Syaikh Mahmud Ahmad Khalafi berkata di dalam kitabnya, al-Aqiidatul Islamiyyah bainas Salafiyyah wal Mu’tazilah : “Penetapan istilah Salaf tidak cukup hanya dibatasi waktu saja, bahkan harus sesuai dengan Al-Quran dan As-Sunnah menurut pemahaman Salafush Shalih (tentang ‘aqidah, manhaj, akhlaq dan suluk). Barang siapa yang pendapatnya sesuai dengan Al-Quran dan As-Sunnah mengenai ‘aqidah, hukum dan suluknya menurut pemahaman salaf, maka ia disebut Salafi meskipun tempatnya jauh dan berbeda masanya. Sebaliknya, barangsiapa pendapatnya menyalahi Al-Quran dan As-Sunnah, maka ia bukan seorang salafi meskipun ia hidup pada zaman Sahabat, Tabi’in dan Tabi’ut Tabi’in”.[18]

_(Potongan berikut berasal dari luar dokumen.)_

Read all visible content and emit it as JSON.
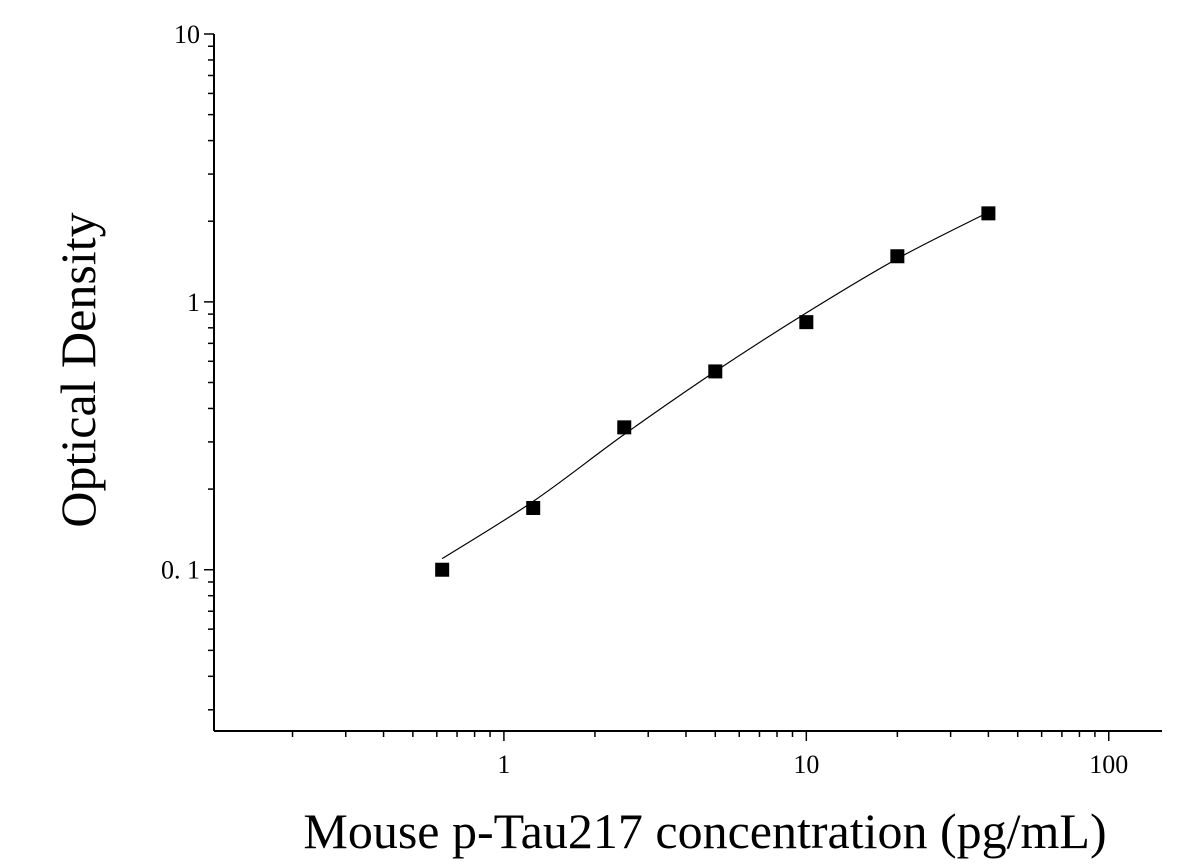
{
  "chart_data": {
    "type": "scatter",
    "title": "",
    "xlabel": "Mouse p-Tau217 concentration (pg/mL)",
    "ylabel": "Optical Density",
    "x_scale": "log",
    "y_scale": "log",
    "xlim": [
      0.11,
      150
    ],
    "ylim": [
      0.025,
      10
    ],
    "x_tick_labels": [
      {
        "value": 1,
        "label": "1"
      },
      {
        "value": 10,
        "label": "10"
      },
      {
        "value": 100,
        "label": "100"
      }
    ],
    "y_tick_labels": [
      {
        "value": 0.1,
        "label": "0. 1"
      },
      {
        "value": 1,
        "label": "1"
      },
      {
        "value": 10,
        "label": "10"
      }
    ],
    "grid": false,
    "legend": "none",
    "series": [
      {
        "marker": "square",
        "color": "#000000",
        "points": [
          {
            "x": 0.625,
            "y": 0.1
          },
          {
            "x": 1.25,
            "y": 0.17
          },
          {
            "x": 2.5,
            "y": 0.34
          },
          {
            "x": 5,
            "y": 0.55
          },
          {
            "x": 10,
            "y": 0.84
          },
          {
            "x": 20,
            "y": 1.48
          },
          {
            "x": 40,
            "y": 2.14
          }
        ]
      }
    ],
    "fit_curve": {
      "color": "#000000",
      "points": [
        {
          "x": 0.625,
          "y": 0.11
        },
        {
          "x": 1.25,
          "y": 0.18
        },
        {
          "x": 2.5,
          "y": 0.32
        },
        {
          "x": 5,
          "y": 0.55
        },
        {
          "x": 10,
          "y": 0.91
        },
        {
          "x": 20,
          "y": 1.45
        },
        {
          "x": 40,
          "y": 2.16
        }
      ]
    }
  }
}
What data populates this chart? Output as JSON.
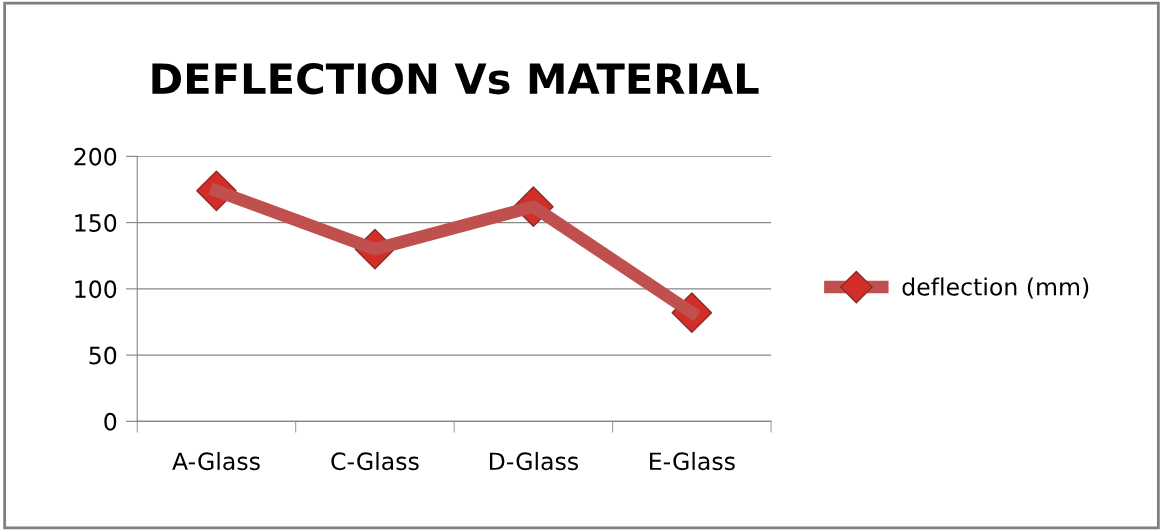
{
  "chart_data": {
    "type": "line",
    "title": "DEFLECTION Vs MATERIAL",
    "categories": [
      "A-Glass",
      "C-Glass",
      "D-Glass",
      "E-Glass"
    ],
    "series": [
      {
        "name": "deflection (mm)",
        "color": "#c0504d",
        "values": [
          174,
          130,
          162,
          82
        ]
      }
    ],
    "ylim": [
      0,
      200
    ],
    "yticks": [
      0,
      50,
      100,
      150,
      200
    ],
    "grid": "y",
    "legend": "right",
    "marker": "diamond",
    "line_style": "solid"
  }
}
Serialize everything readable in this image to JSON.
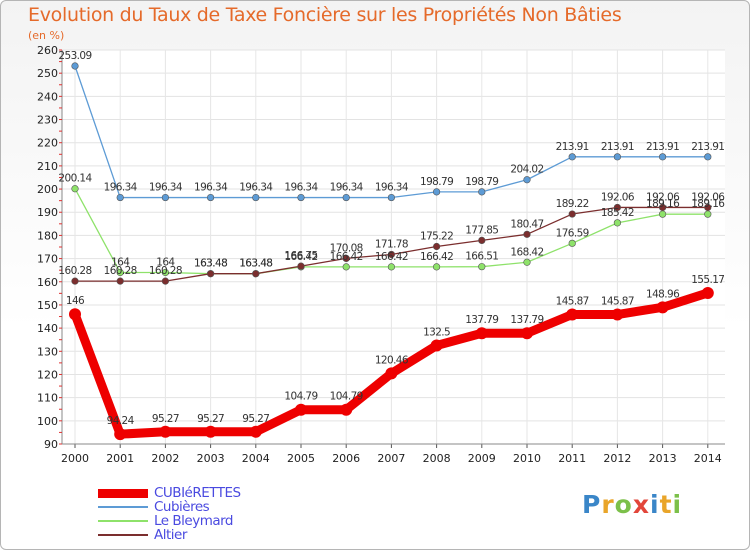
{
  "header": {
    "title": "Evolution du Taux de Taxe Foncière sur les Propriétés Non Bâties",
    "unit": "(en %)"
  },
  "logo": {
    "text": "Proxiti"
  },
  "chart_data": {
    "type": "line",
    "title": "Evolution du Taux de Taxe Foncière sur les Propriétés Non Bâties",
    "ylabel": "(en %)",
    "xlabel": "",
    "ylim": [
      90,
      260
    ],
    "yticks": [
      90,
      100,
      110,
      120,
      130,
      140,
      150,
      160,
      170,
      180,
      190,
      200,
      210,
      220,
      230,
      240,
      250,
      260
    ],
    "grid": true,
    "legend_position": "bottom-left",
    "categories": [
      "2000",
      "2001",
      "2002",
      "2003",
      "2004",
      "2005",
      "2006",
      "2007",
      "2008",
      "2009",
      "2010",
      "2011",
      "2012",
      "2013",
      "2014"
    ],
    "series": [
      {
        "name": "CUBIéRETTES",
        "color": "#ee0000",
        "values": [
          146,
          94.24,
          95.27,
          95.27,
          95.27,
          104.79,
          104.79,
          120.46,
          132.5,
          137.79,
          137.79,
          145.87,
          145.87,
          148.96,
          155.17
        ],
        "labels": [
          "146",
          "94.24",
          "95.27",
          "95.27",
          "95.27",
          "104.79",
          "104.79",
          "120.46",
          "132.5",
          "137.79",
          "137.79",
          "145.87",
          "145.87",
          "148.96",
          "155.17"
        ]
      },
      {
        "name": "Cubières",
        "color": "#5d9bd5",
        "values": [
          253.09,
          196.34,
          196.34,
          196.34,
          196.34,
          196.34,
          196.34,
          196.34,
          198.79,
          198.79,
          204.02,
          213.91,
          213.91,
          213.91,
          213.91
        ],
        "labels": [
          "253.09",
          "196.34",
          "196.34",
          "196.34",
          "196.34",
          "196.34",
          "196.34",
          "196.34",
          "198.79",
          "198.79",
          "204.02",
          "213.91",
          "213.91",
          "213.91",
          "213.91"
        ]
      },
      {
        "name": "Le Bleymard",
        "color": "#8ee26a",
        "values": [
          200.14,
          164,
          164,
          163.48,
          163.48,
          166.42,
          166.42,
          166.42,
          166.42,
          166.51,
          168.42,
          176.59,
          185.42,
          189.16,
          189.16
        ],
        "labels": [
          "200.14",
          "164",
          "164",
          "163.48",
          "163.48",
          "166.42",
          "166.42",
          "166.42",
          "166.42",
          "166.51",
          "168.42",
          "176.59",
          "185.42",
          "189.16",
          "189.16"
        ]
      },
      {
        "name": "Altier",
        "color": "#7b2e2e",
        "values": [
          160.28,
          160.28,
          160.28,
          163.48,
          163.48,
          166.75,
          170.08,
          171.78,
          175.22,
          177.85,
          180.47,
          189.22,
          192.06,
          192.06,
          192.06
        ],
        "labels": [
          "160.28",
          "160.28",
          "160.28",
          "163.48",
          "163.48",
          "166.75",
          "170.08",
          "171.78",
          "175.22",
          "177.85",
          "180.47",
          "189.22",
          "192.06",
          "192.06",
          "192.06"
        ]
      }
    ]
  }
}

Ahlus Sunnah wal Jama’ah dikatakan juga as-Salafiyyun karena mengikuti manhaj Salafush Shalih dari Sahabat, Tabi’in dan Tabi’ut Tabi’in yang lurus. Kemudian setiap orang mengikuti jejak mereka serta berjalan berdasarkan manhaj mereka di sepanjang masa dan mereka juga disebut Salafi, karena dinisbatkan kepada Salaf. Salaf bukan kelompok atau golongan tetapi merupakan manhaj (sistem hidup dalam ber’aqidah, beribadah, berhukum, berakhlak dan yang lainnya). Yang wajib diikuti oleh setiap muslim. Jadi pengertian Salaf dinisbatkan kepada orang yang menjaga keselamatan ‘aqidah dan manhaj menurut apa yang dilaksanakan Rasulullah r dan para Sahabat sebelum terjadinya perselisihan dan perpecahan.[19]

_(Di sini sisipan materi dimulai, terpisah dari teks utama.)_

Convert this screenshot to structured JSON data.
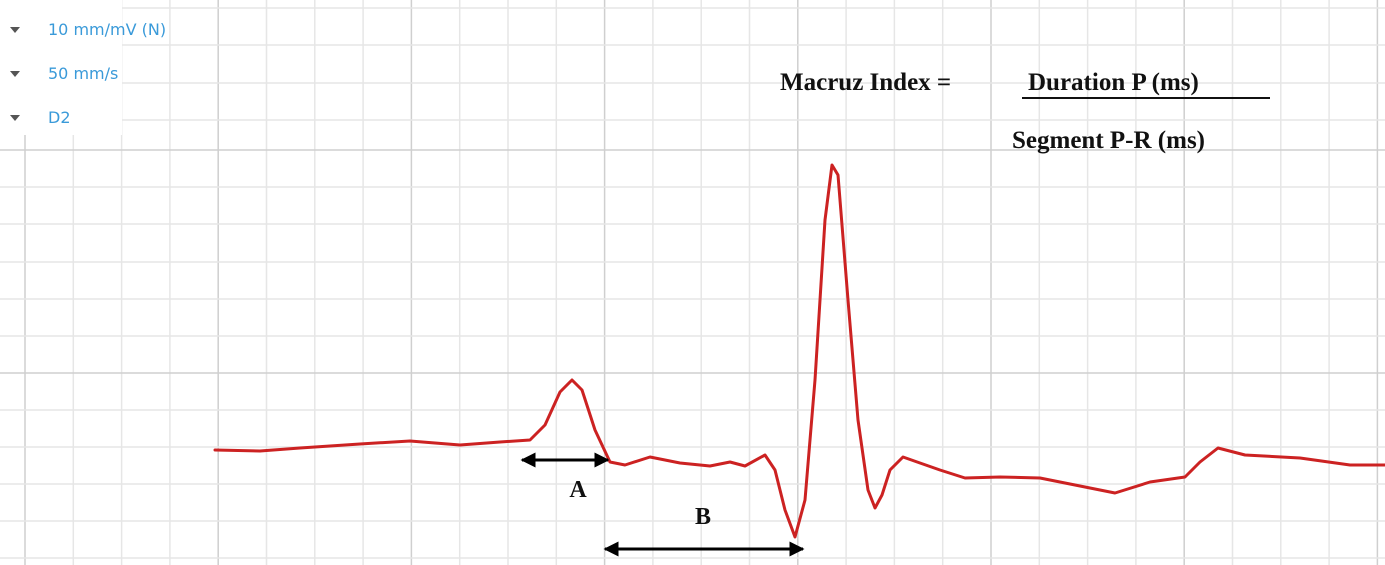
{
  "settings": [
    "10 mm/mV (N)",
    "50 mm/s",
    "D2"
  ],
  "formula": {
    "label": "Macruz Index =",
    "numerator": "Duration P (ms)",
    "denominator": "Segment P-R (ms)"
  },
  "intervals": {
    "a": "A",
    "b": "B"
  }
}
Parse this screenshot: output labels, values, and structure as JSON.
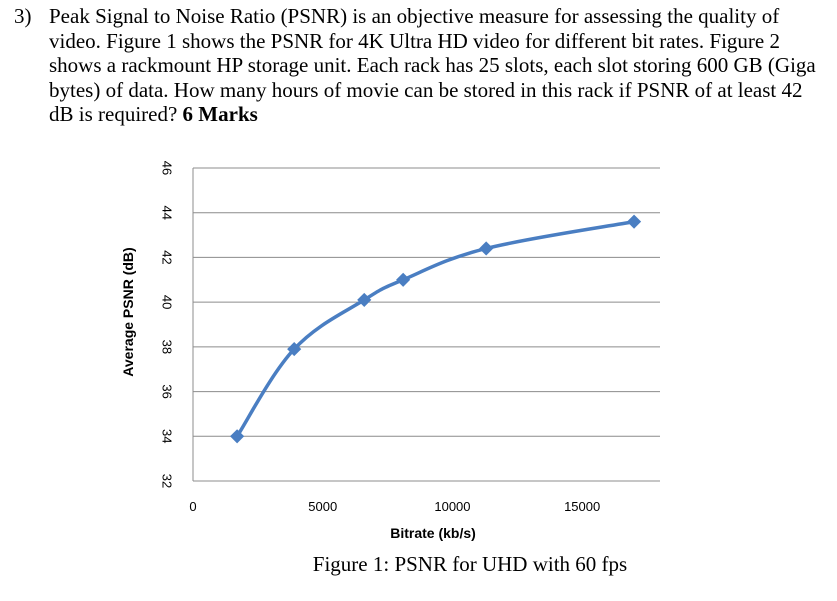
{
  "question": {
    "number": "3)",
    "text": "Peak Signal to Noise Ratio (PSNR) is an objective measure for assessing the quality of video. Figure 1 shows the PSNR for 4K Ultra HD video for different bit rates. Figure 2 shows a rackmount HP storage unit. Each rack has 25 slots, each slot storing 600 GB (Giga bytes) of data. How many hours of movie can be stored in this rack if PSNR of at least 42 dB is required?",
    "marks": "6 Marks"
  },
  "figure": {
    "caption": "Figure 1: PSNR for UHD with 60 fps"
  },
  "chart_data": {
    "type": "line",
    "title": "",
    "xlabel": "Bitrate (kb/s)",
    "ylabel": "Average PSNR (dB)",
    "xlim": [
      0,
      18000
    ],
    "ylim": [
      32,
      46
    ],
    "x_ticks": [
      "0",
      "5000",
      "10000",
      "15000"
    ],
    "y_ticks": [
      "32",
      "34",
      "36",
      "38",
      "40",
      "42",
      "44",
      "46"
    ],
    "grid": "horizontal",
    "series": [
      {
        "color": "#4a7ec2",
        "x": [
          1700,
          3900,
          6600,
          8100,
          11300,
          17000
        ],
        "y": [
          34.0,
          37.9,
          40.1,
          41.0,
          42.4,
          43.6
        ]
      }
    ]
  }
}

B.    Definisi Ahlus Sunnah wal Jama’ah

Ahlus Sunnah wal Jama’ah adalah mereka yang menempuh seperti apa yang ditempuh oleh Rasulullah r dan para sahabatnya. Disebut Ahlus Sunnah, karena kuatnya (mereka) berpegang dan berittiba (mengikuti) Sunnah Nabi r dan para sahabatnya.

As-Sunnah menurut bahasa (etimologi) adalah jalan/cara, apakah jalan itu baik atau buruk. [20]

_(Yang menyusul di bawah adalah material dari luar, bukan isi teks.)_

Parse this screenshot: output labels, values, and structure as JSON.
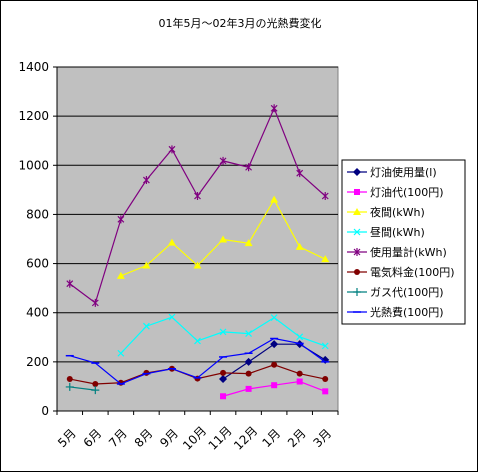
{
  "chart_data": {
    "type": "line",
    "title": "01年5月～02年3月の光熱費変化",
    "categories": [
      "5月",
      "6月",
      "7月",
      "8月",
      "9月",
      "10月",
      "11月",
      "12月",
      "1月",
      "2月",
      "3月"
    ],
    "ylim": [
      0,
      1400
    ],
    "yticks": [
      0,
      200,
      400,
      600,
      800,
      1000,
      1200,
      1400
    ],
    "grid": "horizontal",
    "legend": "right",
    "background": "#c0c0c0",
    "series": [
      {
        "name": "灯油使用量(l)",
        "color": "#000080",
        "marker": "diamond",
        "values": [
          null,
          null,
          null,
          null,
          null,
          null,
          130,
          200,
          272,
          272,
          208
        ]
      },
      {
        "name": "灯油代(100円)",
        "color": "#ff00ff",
        "marker": "square",
        "values": [
          null,
          null,
          null,
          null,
          null,
          null,
          60,
          90,
          105,
          120,
          80
        ]
      },
      {
        "name": "夜間(kWh)",
        "color": "#ffff00",
        "marker": "triangle",
        "values": [
          null,
          null,
          550,
          592,
          685,
          592,
          698,
          683,
          860,
          668,
          618
        ]
      },
      {
        "name": "昼間(kWh)",
        "color": "#00ffff",
        "marker": "x",
        "values": [
          null,
          null,
          235,
          345,
          382,
          285,
          322,
          315,
          380,
          302,
          265
        ]
      },
      {
        "name": "使用量計(kWh)",
        "color": "#800080",
        "marker": "star",
        "values": [
          518,
          440,
          780,
          940,
          1065,
          875,
          1018,
          992,
          1232,
          968,
          875
        ]
      },
      {
        "name": "電気料金(100円)",
        "color": "#800000",
        "marker": "circle",
        "values": [
          130,
          110,
          115,
          155,
          172,
          132,
          155,
          152,
          188,
          152,
          130
        ]
      },
      {
        "name": "ガス代(100円)",
        "color": "#008080",
        "marker": "plus",
        "values": [
          98,
          85,
          null,
          null,
          null,
          null,
          null,
          null,
          null,
          null,
          null
        ]
      },
      {
        "name": "光熱費(100円)",
        "color": "#0000ff",
        "marker": "dash",
        "values": [
          225,
          195,
          110,
          152,
          172,
          135,
          220,
          235,
          295,
          275,
          200
        ]
      }
    ]
  }
}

Sedangkan menurut ulama ‘aqidah (terminologi), As-Sunnah adalah petunjuk yang telah dilakukan oleh Rasulullah r dan para sahabatnya, baik tentang ilmu, ‘itiqad (keyakinan), perkataan maupun perbuatan. Dan ini adalah As-Sunnah yang wajib diikuti, orang yang mengikutinya akan dipuji dan orang yang menyalahinya akan dicela.[21]

Pengertian As-Sunnah menurut Ibnu Rajab al Hanbali (wafat th. 795 H) :” As-Sunnah ialah jalan yang di tempuh, mencakup di dalamnya berpegang teguh kepada apa yang dilaksanakan Nabi r  dan para khalifahnya yang terpimpin dan lurus berupa ‘itiqad (keyakinan), perkataan dan perbuatan. Itulah As-Sunnah yang sempurna. Oleh karena itu generasi salaf terdahulu tidak menamakan As-Sunnah kecuali kepada apa saja yang mencakup ketiga aspek tersebut. Hal ini diriwayatkan dari Imam Hasan al-Bashri (wafat th. 110 H), Imam al-Auzai (wafat th. 157 H) dan Imam Fudhail bin Iyadh (wafat th 187 H).” [22]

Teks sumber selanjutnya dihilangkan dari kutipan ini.